Мирон вытащил наган и, взведя курок, направил стволом в грудь Михееву Илье.
— Я первый спросил, так что отвечай.
— Э-э, мужики, вы чего распетушились? Мы все сейчас в одном положении находимся, поймают — сразу к стенке поставят без суда, — Берестов пытался одернуть затеявших ссору мужчин.
— Хорошо, я отвечу, — согласился Илья, — до сегодняшнего дня я служил в РККА в звании капитана и никак не предполагал, что мой знакомый снимет с меня все регалии и арестует, как «врага народа».
— Ты можешь толком объяснить, — попросил Мирон.
Михеев Илья рассказал о своих злоключениях, произошедших за последние сутки.
— Так вы оказывается сродные братья, — кивнул Мирон на Петра, — и куда всех арестованных на барже теперь направят?
— В Томск, и боюсь, что всех ожидает, куда суровая участь, чем когда-то вас судили, давая по три, пять лет лагерей.
— Хорошо, — согласился Мирон, — но как нам друг другу доверять? Я душой и телом был предан своему отечеству — России, а ты кому служил? Большевистским вандалам, обратившим русский народ в покорное, советское быдло. Ты сам сейчас сказал, что твой батя до прихода большевистской власти был середняком, и что советы забрали у него все хозяйство, распределив по бедным семьям. Вас же ограбили, а ты пошел служить этим идолам. Теперь ты понимаешь, за что чекисты загребли твоих родных и тебя вместе с ними, вы для них являетесь затаившимися, классовыми врагами. Судя по твоей жизни, ты первый предал свою Родину, и я не могу встать с таким человеком в один строй. Я, конечно, тебе сочувствую, что твоего отца арестовали и многих из вашей деревни, но ты еще не уволен из рядов Красной армии, и мне претит дальше продолжать с тобой общение.

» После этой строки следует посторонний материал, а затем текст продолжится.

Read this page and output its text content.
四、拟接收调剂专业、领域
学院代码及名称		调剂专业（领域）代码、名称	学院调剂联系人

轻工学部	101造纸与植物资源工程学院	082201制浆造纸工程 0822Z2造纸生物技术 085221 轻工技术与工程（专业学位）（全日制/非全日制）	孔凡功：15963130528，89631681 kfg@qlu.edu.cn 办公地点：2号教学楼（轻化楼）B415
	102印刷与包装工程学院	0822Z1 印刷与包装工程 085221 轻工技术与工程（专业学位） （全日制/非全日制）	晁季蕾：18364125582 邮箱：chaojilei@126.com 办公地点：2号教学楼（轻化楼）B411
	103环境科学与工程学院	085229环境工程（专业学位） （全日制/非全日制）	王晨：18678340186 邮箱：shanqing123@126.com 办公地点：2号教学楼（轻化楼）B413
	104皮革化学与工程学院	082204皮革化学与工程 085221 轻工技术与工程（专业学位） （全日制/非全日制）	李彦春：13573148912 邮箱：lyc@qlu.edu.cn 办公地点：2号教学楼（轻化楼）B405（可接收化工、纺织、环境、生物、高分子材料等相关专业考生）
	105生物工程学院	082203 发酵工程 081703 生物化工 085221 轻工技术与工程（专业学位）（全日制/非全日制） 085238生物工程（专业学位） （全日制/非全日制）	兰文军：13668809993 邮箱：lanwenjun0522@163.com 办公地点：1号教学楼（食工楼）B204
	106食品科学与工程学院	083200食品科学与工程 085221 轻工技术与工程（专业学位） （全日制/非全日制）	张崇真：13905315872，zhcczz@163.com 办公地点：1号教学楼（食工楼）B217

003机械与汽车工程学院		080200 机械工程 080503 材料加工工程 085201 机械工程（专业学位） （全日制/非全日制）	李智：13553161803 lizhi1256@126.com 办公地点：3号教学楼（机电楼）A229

Илья, не споря и, не перебивая Мирона, внимательно выслушал и спокойно, ответил:
— Мирон, ты воевал за царя-батюшку и его отечество, вы — военные, окружающие своего царя, спросили его, за что же он вас предал? Почему в тяжелую годину отрекся не только от престола, а отдал русскую землю на поругание иноземным завоевателям. Вам жилось проще, когда власть была в ваших руках, — Илья выставил руку вперед, не давая себя перебить, — мы в деревнях не особо ощутили смену власти, потому что были слишком далеко от революций. Я пошел служить в армию для трудового народа и с гордостью, что могу быть полезен своей Родине, но, к моему великому сожалению, за годы службы все изменилось. Чуть ли не все руководство армии оказалось немецкими и японскими шпионами, опытные командиры были объявлены врагами народа и расстреляны. Нам, офицерам среднего командного состава, что было делать? Когда руководители партии: Троцкий, Зиновьев, Рыков, Бухарин оказались преступниками, а наши непосредственные командиры армии: Тухачевский, Уборевич, Фельдман, Якир, Эйдеман стали немецкими шпионами.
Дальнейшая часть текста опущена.